Matt isn’t expecting love either. And he’s certainly not looking to be a husband, let alone an instant father. But we don’t choose love; it chooses us. Falling in love is something we understand – the wild joy of it, the excitement, the thrilling arousal and pleasure – but what happens when you fall in love with someone who comes with five children? How does that change the joy and passion? What happens when love comes with immediate responsibility? Matt has spent most of his life alone; people are difficult for him, let alone children. Falling in love with Georgiana sends him on the biggest adventure on his life: he has to grow up. As he tries, fails, and tries again to father her children, he has to face up to the grief in his own past and he has to learn about himself, accept himself, and rise to the challenge of parenting.

Stepparents have often been treated shabbily in fiction (think of the Wicked Queen in Snow White or the Wicked Stepmother in Cinderella) and it’s easy to see why children might resent them or grow jealous. Stepparents can be a very real threat to children: they can be competition for a parent’s love, or a source of change and disruption. But they can also be sources of heroic love. They can come into a child’s life and offer love and support, guidance and stability. By loving the child’s mother or father, they can model healthy relationships. I think stepparents deserve to be recognized for the muscular acts of daily love they show. Parenting is hard, and how much harder must it be when you come into a child’s life later, not at birth, stepping into their existing world and taking their parent’s attention. How much harder must it be when you have to initiate, grow and nurture relationships with a child, or multiple children, who didn’t choose you and don’t necessarily want you in their lives. I think being a patient and loving stepparent is one of the greatest acts of love there is. The true love story in a blended family is multi-stranded. Matt falls in love with Georgiana, and she with him, but over time he and her children also come to love one another; their relationship becomes independent of his relationship with their mother. He loves them for their own sakes; and they love him for his.

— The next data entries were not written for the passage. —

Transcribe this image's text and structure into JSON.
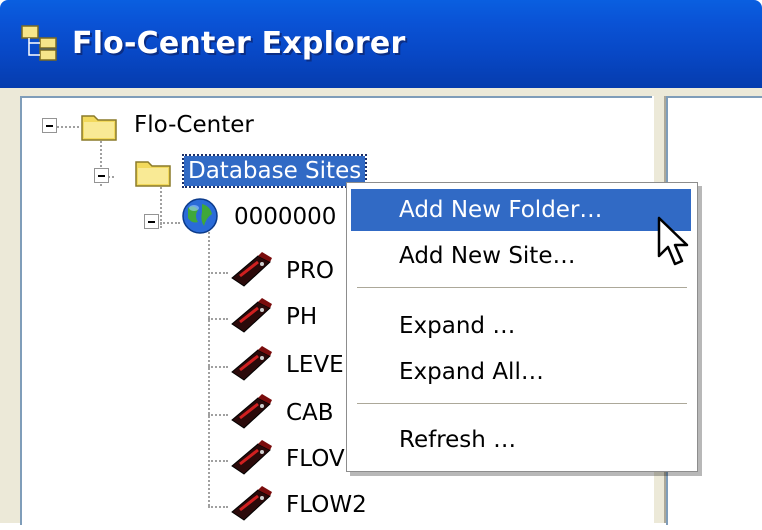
{
  "window": {
    "title": "Flo-Center Explorer",
    "title_icon": "tree-view-icon"
  },
  "tree": {
    "root": {
      "label": "Flo-Center",
      "icon": "folder-icon",
      "expanded": true
    },
    "database_sites": {
      "label": "Database Sites",
      "icon": "folder-icon",
      "expanded": true,
      "selected": true
    },
    "site": {
      "label": "0000000",
      "icon": "globe-icon",
      "expanded": true
    },
    "monitors": [
      {
        "label": "PRO",
        "icon": "monitor-device-icon"
      },
      {
        "label": "PH",
        "icon": "monitor-device-icon"
      },
      {
        "label": "LEVE",
        "icon": "monitor-device-icon"
      },
      {
        "label": "CAB",
        "icon": "monitor-device-icon"
      },
      {
        "label": "FLOV",
        "icon": "monitor-device-icon"
      },
      {
        "label": "FLOW2",
        "icon": "monitor-device-icon"
      }
    ]
  },
  "context_menu": {
    "items": [
      {
        "label": "Add New Folder…",
        "highlighted": true
      },
      {
        "label": "Add New Site…",
        "highlighted": false
      },
      {
        "label": "Expand …",
        "highlighted": false
      },
      {
        "label": "Expand All…",
        "highlighted": false
      },
      {
        "label": "Refresh …",
        "highlighted": false
      }
    ]
  },
  "colors": {
    "titlebar": "#0a53d6",
    "selection": "#316ac5",
    "window_face": "#ece9d8",
    "folder_yellow": "#f2d95c"
  }
}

Because I live in a blended family, and I saw how my partner and children showed their love for me by learning to love each other (in all the complexity that entails), I was curious about writing a romance about a family. Because love is powerful and has the capacity to change people and the world, and loving a stepchild or stepparent is a conscious and transformative act. Bound for Sin is my love letter to my family, and to everyone who has fallen in love beyond youth and single-life, and to every single parent who is still waiting for the love of their life.